Updated June 2026 · 3 min read

A good MacBook battery cycle count is comfortably below the 1000-cycle rating modern MacBooks carry. Under ~300 is excellent, ~300–700 is normal for daily use over a few years, and nearing 1000 — or any age with low maximum capacity — is when a battery service makes sense. One cycle equals one full 0–100% of discharge, accumulated from many partial charges.

Cycle count is the most-quoted MacBook battery number — and the most misunderstood. Here’s what it means and what’s actually “good.”

What a charge cycle really is

One cycle is using 100% of your battery’s capacity — but not necessarily in one go. Use 60% today and 40% tomorrow and that’s one cycle. So cycles accumulate gradually; they’re a measure of how much the battery has been used, not how many times you’ve plugged in.

How many cycles is a MacBook rated for?

Modern MacBooks (2010 and later) are rated for 1000 cycles before the battery is expected to hold ~80% of its original capacity. Some very old models were rated for 300 or 500. You can confirm yours on Apple’s battery-cycle support page.
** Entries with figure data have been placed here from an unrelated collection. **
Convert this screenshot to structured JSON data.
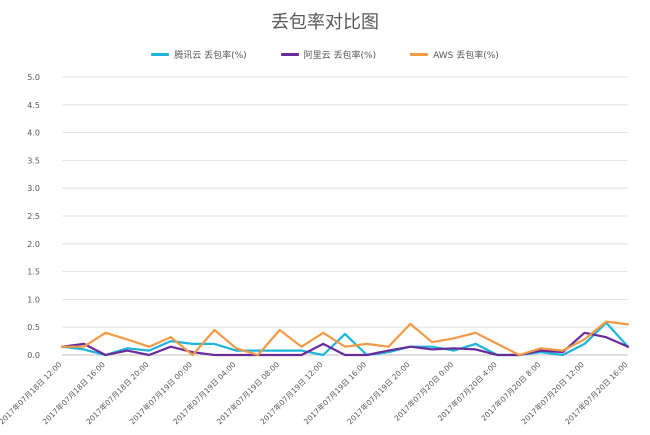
{
  "chart_data": {
    "type": "line",
    "title": "丢包率对比图",
    "xlabel": "",
    "ylabel": "",
    "ylim": [
      0,
      5
    ],
    "yticks": [
      "0.0",
      "0.5",
      "1.0",
      "1.5",
      "2.0",
      "2.5",
      "3.0",
      "3.5",
      "4.0",
      "4.5",
      "5.0"
    ],
    "grid": true,
    "legend_position": "top-center",
    "categories": [
      "2017年07月18日 12:00",
      "",
      "2017年07月18日 16:00",
      "",
      "2017年07月18日 20:00",
      "",
      "2017年07月19日 00:00",
      "",
      "2017年07月19日 04:00",
      "",
      "2017年07月19日 08:00",
      "",
      "2017年07月19日 12:00",
      "",
      "2017年07月19日 16:00",
      "",
      "2017年07月19日 20:00",
      "",
      "2017年07月20日 0:00",
      "",
      "2017年07月20日 4:00",
      "",
      "2017年07月20日 8:00",
      "",
      "2017年07月20日 12:00",
      "",
      "2017年07月20日 16:00"
    ],
    "series": [
      {
        "name": "腾讯云 丢包率(%)",
        "color": "#1EB4DC",
        "values": [
          0.15,
          0.1,
          0.0,
          0.12,
          0.08,
          0.25,
          0.2,
          0.2,
          0.08,
          0.08,
          0.08,
          0.08,
          0.0,
          0.38,
          0.0,
          0.05,
          0.15,
          0.15,
          0.08,
          0.2,
          0.0,
          0.0,
          0.05,
          0.0,
          0.2,
          0.58,
          0.15
        ]
      },
      {
        "name": "阿里云 丢包率(%)",
        "color": "#6A2C9A",
        "values": [
          0.15,
          0.2,
          0.0,
          0.08,
          0.0,
          0.15,
          0.05,
          0.0,
          0.0,
          0.0,
          0.0,
          0.0,
          0.2,
          0.0,
          0.0,
          0.08,
          0.15,
          0.1,
          0.12,
          0.1,
          0.0,
          0.0,
          0.08,
          0.05,
          0.4,
          0.32,
          0.15
        ]
      },
      {
        "name": "AWS 丢包率(%)",
        "color": "#F39A47",
        "values": [
          0.15,
          0.15,
          0.4,
          0.28,
          0.15,
          0.32,
          0.0,
          0.45,
          0.12,
          0.0,
          0.45,
          0.15,
          0.4,
          0.15,
          0.2,
          0.15,
          0.56,
          0.23,
          0.3,
          0.4,
          0.2,
          0.0,
          0.12,
          0.08,
          0.28,
          0.6,
          0.55
        ]
      }
    ]
  }
}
What’s “good” for your Mac’s age?

  • Under ~300: excellent — barely used.
  • ~300–700: normal for a few years of daily use.
  • Approaching 1000: well-used; keep an eye on capacity.
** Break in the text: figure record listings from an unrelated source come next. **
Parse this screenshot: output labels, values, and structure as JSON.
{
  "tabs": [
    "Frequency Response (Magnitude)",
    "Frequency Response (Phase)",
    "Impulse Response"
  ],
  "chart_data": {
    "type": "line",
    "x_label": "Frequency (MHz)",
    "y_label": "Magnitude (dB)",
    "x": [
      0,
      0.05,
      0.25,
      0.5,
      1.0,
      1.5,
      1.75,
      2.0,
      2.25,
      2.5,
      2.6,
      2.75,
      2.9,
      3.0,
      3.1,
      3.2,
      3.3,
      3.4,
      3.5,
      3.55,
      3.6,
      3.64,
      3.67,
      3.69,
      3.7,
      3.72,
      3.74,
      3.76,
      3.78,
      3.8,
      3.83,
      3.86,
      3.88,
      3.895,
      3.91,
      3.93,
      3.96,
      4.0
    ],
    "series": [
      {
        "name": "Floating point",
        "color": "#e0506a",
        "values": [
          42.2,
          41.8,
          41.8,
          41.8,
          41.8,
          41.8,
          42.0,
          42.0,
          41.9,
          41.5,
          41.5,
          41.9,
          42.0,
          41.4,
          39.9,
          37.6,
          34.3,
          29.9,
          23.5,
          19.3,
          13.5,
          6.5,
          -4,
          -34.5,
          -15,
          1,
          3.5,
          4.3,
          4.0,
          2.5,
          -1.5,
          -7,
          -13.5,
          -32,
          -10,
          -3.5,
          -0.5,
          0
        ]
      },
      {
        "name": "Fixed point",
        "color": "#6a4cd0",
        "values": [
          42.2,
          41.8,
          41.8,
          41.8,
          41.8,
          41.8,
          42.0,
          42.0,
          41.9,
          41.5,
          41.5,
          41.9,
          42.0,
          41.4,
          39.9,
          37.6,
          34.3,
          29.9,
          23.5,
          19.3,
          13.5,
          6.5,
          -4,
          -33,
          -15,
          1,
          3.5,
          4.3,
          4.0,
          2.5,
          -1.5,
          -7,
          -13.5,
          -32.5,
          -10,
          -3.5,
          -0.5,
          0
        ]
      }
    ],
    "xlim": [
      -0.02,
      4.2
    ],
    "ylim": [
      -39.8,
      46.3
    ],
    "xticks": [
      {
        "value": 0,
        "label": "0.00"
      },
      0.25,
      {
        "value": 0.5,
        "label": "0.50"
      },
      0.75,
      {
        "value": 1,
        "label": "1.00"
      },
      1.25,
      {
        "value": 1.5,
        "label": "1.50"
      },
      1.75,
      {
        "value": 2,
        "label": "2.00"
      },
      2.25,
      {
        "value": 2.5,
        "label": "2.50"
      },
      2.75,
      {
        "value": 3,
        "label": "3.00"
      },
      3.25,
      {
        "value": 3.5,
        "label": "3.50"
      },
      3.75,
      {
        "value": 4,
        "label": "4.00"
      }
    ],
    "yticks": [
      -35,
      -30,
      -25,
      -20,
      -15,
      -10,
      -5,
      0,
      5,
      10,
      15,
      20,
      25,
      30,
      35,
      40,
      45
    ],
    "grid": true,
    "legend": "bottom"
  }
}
Roughly, expect 200–400 cycles per year of regular laptop use.

Cycles matter less than capacity

Two batteries at 500 cycles can be in very different shape. Maximum capacityis the number that determines real-world runtime — see how to check your battery health. Low cycles but low capacity often points to heat or charging habits rather than age, which you can improve by limiting charging.
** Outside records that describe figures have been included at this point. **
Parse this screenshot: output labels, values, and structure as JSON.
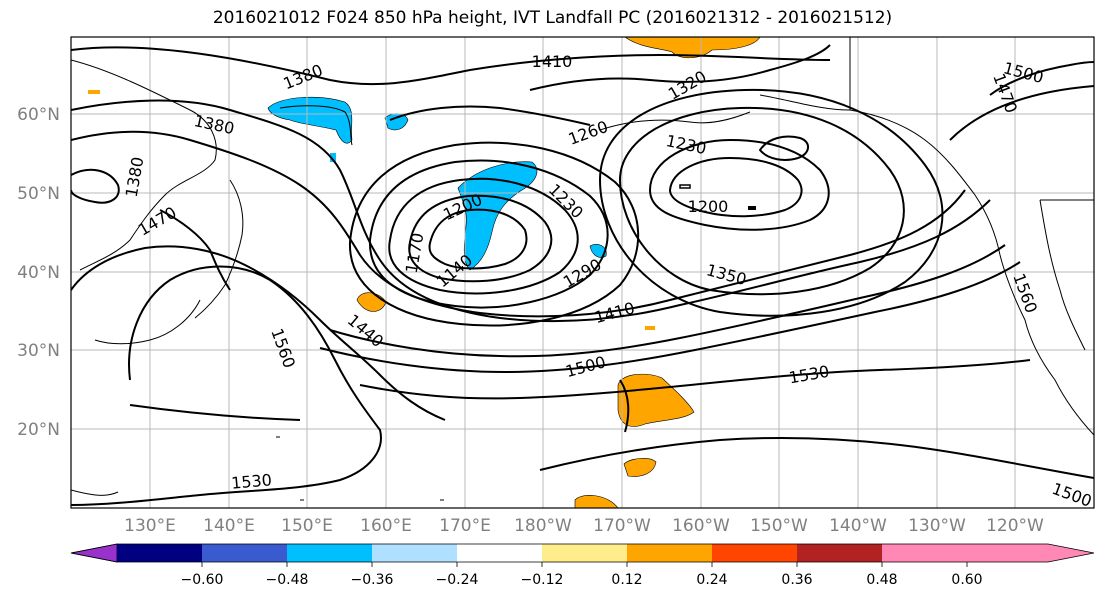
{
  "title": "2016021012 F024 850 hPa height, IVT Landfall PC (2016021312 - 2016021512)",
  "lat_labels": [
    "60°N",
    "50°N",
    "40°N",
    "30°N",
    "20°N"
  ],
  "lon_labels": [
    "130°E",
    "140°E",
    "150°E",
    "160°E",
    "170°E",
    "180°W",
    "170°W",
    "160°W",
    "150°W",
    "140°W",
    "130°W",
    "120°W"
  ],
  "contour_labels": [
    "1380",
    "1410",
    "1320",
    "1500",
    "1470",
    "1380",
    "1260",
    "1230",
    "1380",
    "1200",
    "1200",
    "1230",
    "1470",
    "1170",
    "1140",
    "1290",
    "1350",
    "1560",
    "1440",
    "1410",
    "1560",
    "1500",
    "1530",
    "1530",
    "1500"
  ],
  "colorbar": {
    "ticks": [
      "−0.60",
      "−0.48",
      "−0.36",
      "−0.24",
      "−0.12",
      "0.12",
      "0.24",
      "0.36",
      "0.48",
      "0.60"
    ],
    "colors": [
      "#9932cc",
      "#000080",
      "#3a5bd0",
      "#00bfff",
      "#b0e0ff",
      "#ffffff",
      "#ffec8b",
      "#ffa500",
      "#ff4500",
      "#b22222",
      "#ff88b4"
    ]
  }
}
Frequently asked questions

How many cycles before I should replace my MacBook battery?

There’s no hard number — go by capacity. Apple rates modern MacBooks for 1000 cycles at 80% capacity. If you’re near 1000 cycles or below ~80% maximum capacity and runtime bothers you, consider a replacement.

Is 1000 cycles bad?

Not necessarily. 1000 is the point Apple expects ~80% capacity remaining — many batteries still work well past it, just with less runtime.

Does the cycle count reset after a battery replacement?

Yes. A new battery starts at zero cycles. Replacing the battery also resets the maximum-capacity reading.